Beyond the animal motif
Recently Shoelace productions showcased their latest production - Animal Song with three short musical plays - Kutte, Majh and Donkey. Each of these plays has a subtle message which stuns us but the musical mixing is an innovatively intriguing ploy used by writer-director Deepak Dhamija in each of them.
Kutte and Majh, which I have seen before were performed well but the most awaited part of the evening focused on the unveiling of Dhamija's latest - Donkey. Harpreet enthrals the audience with his composition in Kutte juxtaposed with Vanjay Joshi's soliloquies. Majh which is interspersed with live music and performances by Maheep Singh and Nitin Sukhija stands out. Donkey meanwhile has multiple narratives with alternating tracks during the course of action in the stories delivered by two musicians - Harpreet and Vipin - sitting at corners of the stage. Kuljeet Singh's performance is commendable, as he recounts the pristine days of living in an undivided India, just before the tragedy of partition struck.
The most interesting part of Donkey comes out in the innocent conversations between two children who are discussing religion. Both throw in their minimal knowledge of their respective religions - Hinduism and Islam. A playful banter often leads to fights with compellingly diverse views one each of their religion, but unlike adults these children forget the word war and start playing again. Even though religion is a very sensitive issue while being discussed, Dhamija has been able to encapsulate the sentiment beautifully through the eyes of these two kids. Harpreet's powerful voice is simply a treat, but personally the Punjabi song in Kutte is way better than the English composition in Donkey. Vipin Heero's soothing voice adds to the plot in both Majh and Donkey.
Dhamija uses animal motifs- Kutte (dogs), Majh (buffalo) and Donkey- through the course of each of these stories intricately mixing it with live music tracks. In Kutte, you have an old woman who narrates her life's tale with dogs being a intrinsic part of it. How they have witnessed her life change over the years, how they have remained with her during the time of loss. All might lost but the barking dogs remain with her. Majh has a powerful plot, with Maheep and Nitin essaying key roles. But the Majh is a strong motif here, as Nitin discusses about revolution and the fight for a free state of Khalistan, Maheep's character timidly and lovingly describes his pet - a buffalo - and his experiences with her.

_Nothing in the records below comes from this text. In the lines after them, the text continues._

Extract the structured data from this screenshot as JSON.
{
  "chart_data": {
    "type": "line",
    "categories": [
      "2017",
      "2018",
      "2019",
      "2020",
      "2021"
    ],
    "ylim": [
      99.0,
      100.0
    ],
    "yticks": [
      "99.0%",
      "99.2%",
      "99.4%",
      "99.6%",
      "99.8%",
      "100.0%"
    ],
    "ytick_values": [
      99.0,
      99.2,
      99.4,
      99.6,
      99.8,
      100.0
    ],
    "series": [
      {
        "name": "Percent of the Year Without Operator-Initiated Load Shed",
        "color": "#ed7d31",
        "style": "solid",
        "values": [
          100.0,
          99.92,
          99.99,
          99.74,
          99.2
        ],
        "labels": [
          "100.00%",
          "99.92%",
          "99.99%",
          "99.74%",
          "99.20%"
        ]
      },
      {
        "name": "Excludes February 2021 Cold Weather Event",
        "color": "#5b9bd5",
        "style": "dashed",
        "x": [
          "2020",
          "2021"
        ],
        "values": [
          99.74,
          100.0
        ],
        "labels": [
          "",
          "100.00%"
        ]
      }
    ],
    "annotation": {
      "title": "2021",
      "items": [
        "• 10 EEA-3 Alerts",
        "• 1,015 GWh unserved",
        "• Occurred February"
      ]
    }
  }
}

Donkey stands out amongst all three. It is literally like the grand finale to the Animal Song. Harpreet voices an English song the breakup between two young lovers and how the boy asks his girlfriend to return his gift - a donkey - back to him. Meanwhile Vipin's song in Hindi is based on the third story in Donkey about a madman who wants to go and live on Jupiter. The performance of the two children in this story - Om and Jagdish - is amazing. Their theatrical timing is perfect and the emotions displayed are real and relatable. As mentioned before Kuljeet's powerful delivery of his alternating soliloquies takes Donkey to a higher level. The Animal Song in Hindi, Punjabi and English was a complete treat to watch!